Mili Państwo,
Dziś Agnieszki i Internet pozostaje niezawodny: „Każdy z Gdańska, z Gdyni, z Gniezna, Każdy, kto jest Twym koleżką, Nawet taki, co Cię nie zna, Szczęścia życzy Ci, Agnieszko”.
Rocznice, rocznice… Jak to miło, że obok rocznic wojen i katastrof trafiają się i takie. Oto 2 marca 1950 roku odbył się ostatni kurs tramwaju w Czeskich Budziejowicach. Od Poznania niecałe 600 kilometrów.
A skoro o tramwajach, to od razu obciachowy dowcip. Jest noc, dwie blondynki czekają na tramwaj. Ale nic nie nadjeżdża. – Słuchaj, a może w nocy tramwaje nie kursują? – Aleś ty głupia! To po co by tu tory w nocy leżały?
Wielkopolska pulsuje wydarzeniami ważnymi, z tym, że co drugie wydarzenie jest ważne i doniosłe jednocześnie. Ot, czytam na portalu leszczyńskiego radia Elka: „Gorzelnia w Turwi szykuje się do wielkiego jubileuszu. W przyszłym roku będzie obchodziła 100-lecie swojego istnienia. To ostatni taki zakład w powiecie kościańskim, który nadal wytwarza spirytus. By tradycja gorzelnicza nie umarła, powołano Stowarzyszenie „Przyjaciele Gorzelni w Turwi”. Cóż, o tradycję gorzelniczą byłbym spokojny, o to czy Gorzelnia będzie miała licznych przyjaciół też. Poza tym w Kościanie znajduje się słynny na całą Polskę szpital odwykowy. To przyjaciele gorzelni nie będą mieli daleko. Zresztą kogóż w tym Kościanie nie leczono, że przypomnę poetę rewolucyjnego Władysława Broniewskiego choćby. A taki przedwojenny amant, gwiazdor sceny i filmu Józef Węgrzyn? Tak dalece zaprzyjaźnił się był z wyrobami gorzelnianymi, iż po wojnie trzymano go w Kościanie w pasach. A on tym aksamitnym głosem, którym recytował najpiękniejsze partie poezji polskiej ryczał: – Wódy, dajcie mi wódy. Nie dali, zmarł w kościańskim szpitalu we wrześniu 1952 roku.

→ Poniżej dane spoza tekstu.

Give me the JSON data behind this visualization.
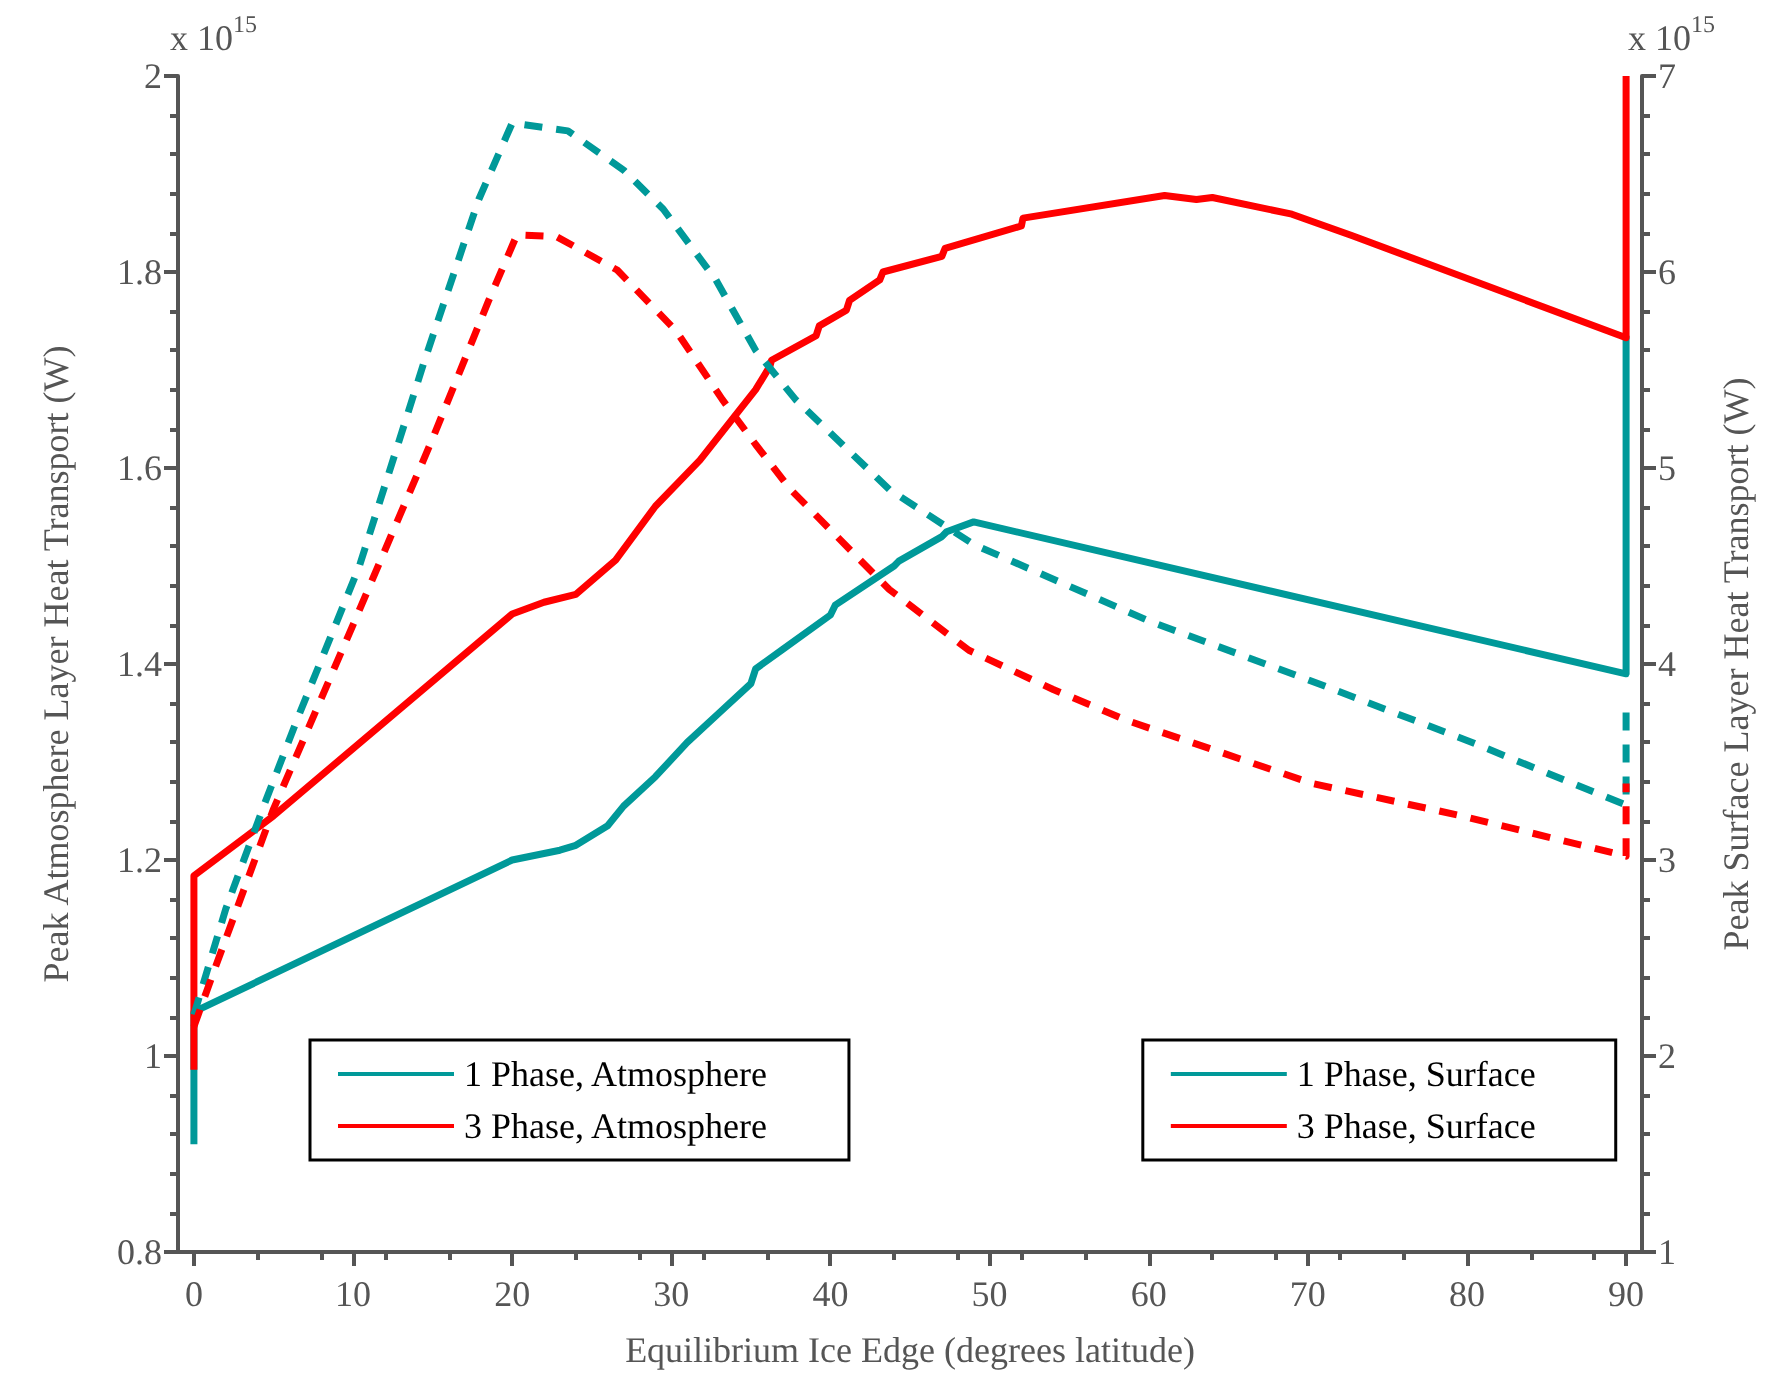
{
  "chart_data": {
    "type": "line",
    "xlabel": "Equilibrium Ice Edge (degrees latitude)",
    "ylabel": "Peak Atmosphere Layer Heat Transport (W)",
    "y2label": "Peak Surface Layer Heat Transport (W)",
    "annotations": [
      "x 10$^{15}$",
      "x 10$^{15}$"
    ],
    "xlim": [
      -1,
      91
    ],
    "xticks": [
      0,
      10,
      20,
      30,
      40,
      50,
      60,
      70,
      80,
      90
    ],
    "ylim": [
      0.8,
      2
    ],
    "yticks": [
      0.8,
      1,
      1.2,
      1.4,
      1.6,
      1.8,
      2
    ],
    "y2lim": [
      1,
      7
    ],
    "y2ticks": [
      1,
      2,
      3,
      4,
      5,
      6,
      7
    ],
    "grid": false,
    "legend": "bottom",
    "marker": "none",
    "series": [
      {
        "name": "1 Phase, Atmosphere",
        "color": "#009999",
        "line_style": "solid",
        "x": [
          0,
          0,
          20,
          23,
          24,
          26,
          27,
          29,
          31,
          33,
          35,
          35.3,
          37,
          40,
          40.3,
          44,
          44.3,
          47,
          47.3,
          49,
          90,
          90
        ],
        "values": [
          0.91,
          1.045,
          1.2,
          1.21,
          1.215,
          1.235,
          1.255,
          1.285,
          1.32,
          1.35,
          1.38,
          1.395,
          1.415,
          1.45,
          1.46,
          1.5,
          1.505,
          1.53,
          1.535,
          1.545,
          1.39,
          1.735
        ]
      },
      {
        "name": "3 Phase, Atmosphere",
        "color": "#ff0000",
        "line_style": "solid",
        "x": [
          0,
          0,
          5,
          20,
          22,
          24,
          26.5,
          29,
          31.8,
          35.3,
          36.2,
          36.3,
          39.1,
          39.3,
          41,
          41.2,
          43.1,
          43.3,
          47,
          47.2,
          52,
          52.1,
          61,
          63,
          64,
          69,
          72.8,
          90,
          90
        ],
        "values": [
          0.986,
          1.184,
          1.245,
          1.451,
          1.463,
          1.471,
          1.506,
          1.561,
          1.608,
          1.68,
          1.704,
          1.71,
          1.735,
          1.745,
          1.761,
          1.771,
          1.792,
          1.8,
          1.816,
          1.824,
          1.847,
          1.855,
          1.878,
          1.874,
          1.876,
          1.859,
          1.837,
          1.733,
          2.0
        ]
      },
      {
        "name": "1 Phase, Surface",
        "color": "#009999",
        "line_style": "dashed",
        "axis": "y2",
        "x": [
          0,
          2,
          4.5,
          6.6,
          10.4,
          14.5,
          17.9,
          20,
          23.5,
          27,
          29.5,
          32.8,
          35.3,
          37.8,
          43.7,
          49,
          60,
          70,
          80,
          90,
          90
        ],
        "values": [
          2.21,
          2.75,
          3.3,
          3.74,
          4.5,
          5.55,
          6.37,
          6.76,
          6.72,
          6.52,
          6.32,
          5.96,
          5.6,
          5.35,
          4.89,
          4.61,
          4.22,
          3.92,
          3.61,
          3.28,
          3.8
        ]
      },
      {
        "name": "3 Phase, Surface",
        "color": "#ff0000",
        "line_style": "dashed",
        "axis": "y2",
        "x": [
          0,
          1.2,
          5,
          10,
          15,
          18.5,
          20.3,
          22.8,
          26.6,
          30.3,
          33.2,
          35.3,
          37.5,
          43.7,
          48.7,
          54,
          58.7,
          70.3,
          79.4,
          90,
          90
        ],
        "values": [
          2.15,
          2.42,
          3.26,
          4.2,
          5.15,
          5.85,
          6.19,
          6.18,
          6.01,
          5.7,
          5.35,
          5.12,
          4.89,
          4.38,
          4.07,
          3.87,
          3.71,
          3.39,
          3.23,
          3.02,
          3.39
        ]
      }
    ]
  }
}
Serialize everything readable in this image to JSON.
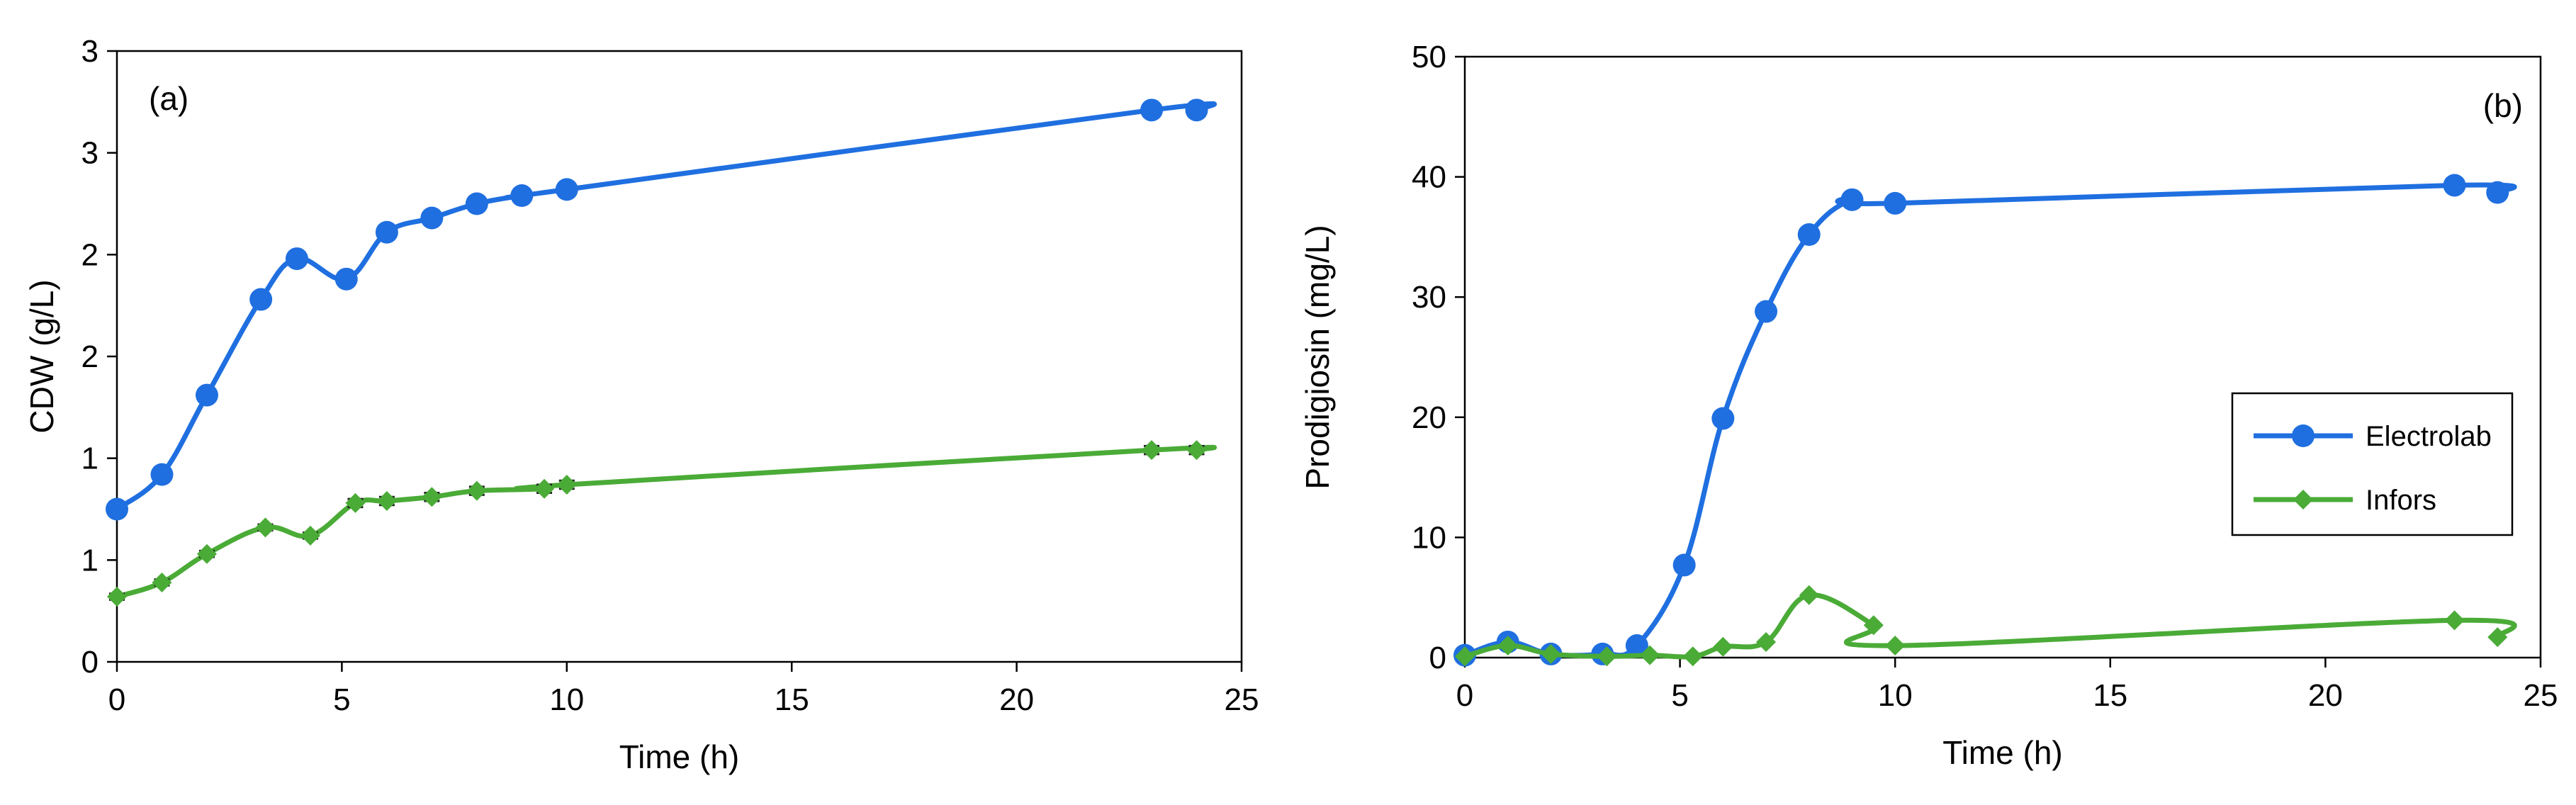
{
  "chart_data": [
    {
      "panel_label": "(a)",
      "type": "line",
      "xlabel": "Time (h)",
      "ylabel": "CDW (g/L)",
      "xlim": [
        0,
        25
      ],
      "ylim": [
        0,
        3
      ],
      "x_ticks": [
        0,
        5,
        10,
        15,
        20,
        25
      ],
      "y_ticks": [
        0,
        0.5,
        1,
        1.5,
        2,
        2.5,
        3
      ],
      "y_tick_labels": [
        "0",
        "1",
        "1",
        "2",
        "2",
        "3",
        "3"
      ],
      "grid": false,
      "legend": "none",
      "series": [
        {
          "color": "#1f6fe0",
          "marker": "circle",
          "x": [
            0,
            1,
            2,
            3.2,
            4,
            5.1,
            6,
            7,
            8,
            9,
            10,
            23,
            24
          ],
          "y": [
            0.75,
            0.92,
            1.31,
            1.78,
            1.98,
            1.88,
            2.11,
            2.18,
            2.25,
            2.29,
            2.32,
            2.71,
            2.71
          ]
        },
        {
          "color": "#4aab37",
          "marker": "diamond",
          "error_bars": true,
          "x": [
            0,
            1,
            2,
            3.3,
            4.3,
            5.3,
            6,
            7,
            8,
            9.5,
            10,
            23,
            24
          ],
          "y": [
            0.32,
            0.39,
            0.53,
            0.66,
            0.62,
            0.78,
            0.79,
            0.81,
            0.84,
            0.85,
            0.87,
            1.04,
            1.04
          ],
          "err": [
            0.015,
            0.015,
            0.015,
            0.015,
            0.015,
            0.02,
            0.02,
            0.02,
            0.02,
            0.02,
            0.02,
            0.02,
            0.02
          ]
        }
      ]
    },
    {
      "panel_label": "(b)",
      "type": "line",
      "xlabel": "Time (h)",
      "ylabel": "Prodigiosin (mg/L)",
      "xlim": [
        0,
        25
      ],
      "ylim": [
        0,
        50
      ],
      "x_ticks": [
        0,
        5,
        10,
        15,
        20,
        25
      ],
      "y_ticks": [
        0,
        10,
        20,
        30,
        40,
        50
      ],
      "y_tick_labels": [
        "0",
        "10",
        "20",
        "30",
        "40",
        "50"
      ],
      "grid": false,
      "legend": "right",
      "series": [
        {
          "name": "Electrolab",
          "color": "#1f6fe0",
          "marker": "circle",
          "x": [
            0,
            1,
            2,
            3.2,
            4,
            5.1,
            6,
            7,
            8,
            9,
            10,
            23,
            24
          ],
          "y": [
            0.2,
            1.3,
            0.3,
            0.3,
            1,
            7.7,
            19.9,
            28.8,
            35.2,
            38.1,
            37.8,
            39.3,
            38.7
          ]
        },
        {
          "name": "Infors",
          "color": "#4aab37",
          "marker": "diamond",
          "x": [
            0,
            1,
            2,
            3.3,
            4.3,
            5.3,
            6,
            7,
            8,
            9.5,
            10,
            23,
            24
          ],
          "y": [
            0.1,
            1.0,
            0.3,
            0.1,
            0.2,
            0.1,
            0.9,
            1.3,
            5.2,
            2.7,
            1.0,
            3.1,
            1.7
          ]
        }
      ]
    }
  ]
}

Żeby było jeszcze bardziej ponuro, poczytajmy kronike kryminalną z „Dziennika Porannego”, jest rok 1936. „Poznań. Życia usiłował się pozbawić 23-letni pomocnik handlowy Władysław Królikiewicz. U zbiegu ulic Wielkiej i Wielkich Garbar wsiadł on do taksówki i kazał się zawieźć do swego mieszkania na ul. Szamarzewskiego. W pobliżu Rynku Jeżyckiego Królikiewicz jął wić się nagle w taksówce i kazał zawrócić na stację pogotowia. Szofer zawrócił natychmiast i odwiózł Królikiewicza do szpitala miejskiego celem oddania go opiece lekarskiej. W taksówce znaleziono butelkę, w której jak stwierdzono znajdował się kwas solny. Królikiewicz prawdopodobnie w celach samobójczych wypił całą zawartość i uległ zatruciu. Przyczyna desperackiego kroku jest na razie nieznana. Królikiewicz znajduje się w szpitalu pod opieką lekarzy, gdyż stan jego zdrowia budzi poważne obawy”.
Może na ten sam temat, ale na lżejszą nutę. Humor zeszytów szkolnych. „Alkoholicy często popełniają samobójstwo i następnego dnia nic nie pamiętają”. A skoro już otworzyliśmy zeszyt, to czytamy: Malczewski był malarzem, a także za granicą; Matejko namalował „Bitwę pod grunwaldem, chociaż ani razu jej nie widział w telewizji; Królik jest tak oddany swoim małym, ze wyrywa sobie kłaki sierści z brzucha, żeby wyścielić im gniazdo. Który ojciec rodziny zdobyłby się na to?
Żaden, zapewne żaden, nawet ja –
Wiesław Kot
Humor zeszytów szkolnych to „Przekrojowy” czy wielkopolski?
Przekrojowy, oczywiście, Pani Krakowianko. Ale równie głupi jak wielkopolski.
Mój dziadek prenumerował Przekrój od pierwszego numeru, nie mogłam więc nie czytać i tego. Z pozszywanych, grubych roczników…
W „humorze zeszytów” jest mnóstwo rzeczy mimowolnych a trafnych: „Maria Konopnicka opisywała nędzę na czworakach”.